We therefore reverse the final judgment on appeal and remand the cause for fur*302ther proceedings consistent with this opinion.
REVERSED and REMANDED.
WETHERELL, J., concurs; VAN NORTWICK, J., dissents with opinion.

. English and Spanish versions of the "Official Florida Driver's Handbook,” the "Official Florida CDL Handbook” and the "Official Florida Motorcycle Handbook.”

. In January 2010, the Department entered into a Settlement Agreement providing that the Department would not renew the contract with NSC. The Department further agreed to use its best efforts to produce a Handbook without advertisements for driver education and improvement courses, notify all driver improvement providers of any competitive procurement for the 2011 Handbook, and seek necessary funding from the Legislature if the 2011 Handbook were produced in-house.
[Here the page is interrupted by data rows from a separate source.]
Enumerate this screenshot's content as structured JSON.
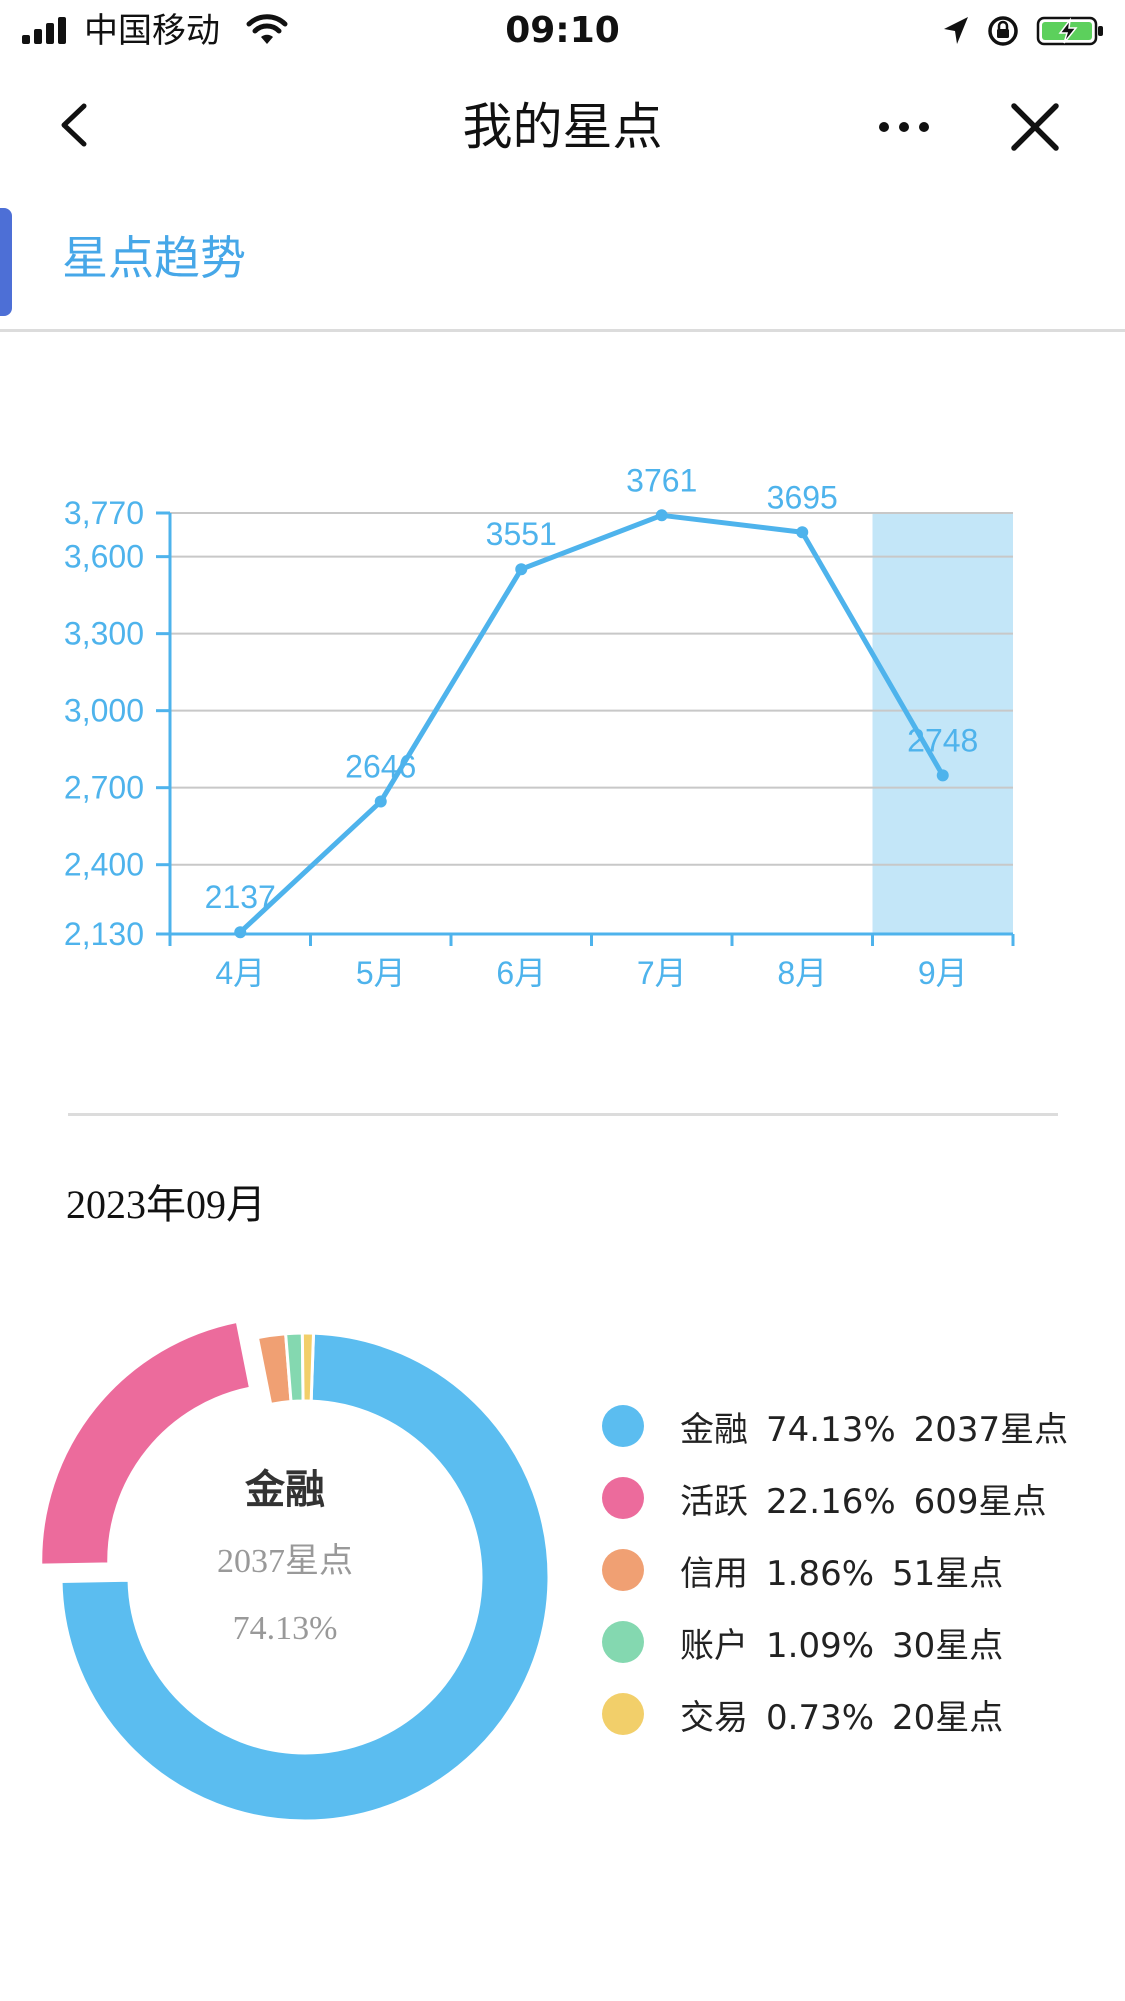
{
  "status_bar": {
    "carrier": "中国移动",
    "time": "09:10"
  },
  "nav": {
    "title": "我的星点"
  },
  "section": {
    "title": "星点趋势"
  },
  "period": {
    "label": "2023年09月"
  },
  "chart_data": [
    {
      "type": "line",
      "categories": [
        "4月",
        "5月",
        "6月",
        "7月",
        "8月",
        "9月"
      ],
      "series": [
        {
          "values": [
            2137,
            2646,
            3551,
            3761,
            3695,
            2748
          ]
        }
      ],
      "y_ticks": [
        "2,130",
        "2,400",
        "2,700",
        "3,000",
        "3,300",
        "3,600",
        "3,770"
      ],
      "y_tick_values": [
        2130,
        2400,
        2700,
        3000,
        3300,
        3600,
        3770
      ],
      "ylim": [
        2130,
        3770
      ],
      "highlight_category": "9月",
      "grid": true,
      "color": "#4eb3ec",
      "highlight_color": "#c3e6f8"
    },
    {
      "type": "pie",
      "style": "donut",
      "center_label": {
        "name": "金融",
        "points": "2037星点",
        "percent": "74.13%"
      },
      "slices": [
        {
          "name": "金融",
          "percent": "74.13%",
          "points": "2037星点",
          "value": 2037,
          "color": "#5bbdf0"
        },
        {
          "name": "活跃",
          "percent": "22.16%",
          "points": "609星点",
          "value": 609,
          "color": "#ec6b9c"
        },
        {
          "name": "信用",
          "percent": "1.86%",
          "points": "51星点",
          "value": 51,
          "color": "#f0a073"
        },
        {
          "name": "账户",
          "percent": "1.09%",
          "points": "30星点",
          "value": 30,
          "color": "#84d8b0"
        },
        {
          "name": "交易",
          "percent": "0.73%",
          "points": "20星点",
          "value": 20,
          "color": "#f2cf6a"
        }
      ],
      "exploded": "活跃"
    }
  ]
}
The final judgment on appeal states "the Department has no objection to the voiding of the Settlement Agreement....”

. We note, as well, that under "Amendment No. 2” to the contract, executed in March 2008, the Department could not terminate the contract for convenience or in the best interests of the state — rights it had under the terms of the ITN.

. See Rose v. Steigleman, 32 So.3d 644, 645 (Fla. 1st DCA 2010).

. We note that the parties’ contract resulted from a competitive solicitation conducted according to section 287.057, whether or not the Department was required to do so. Having submitted itself to chapter 287 in order to win the contract, NSC should not now complain if chapter 287 governs the contract.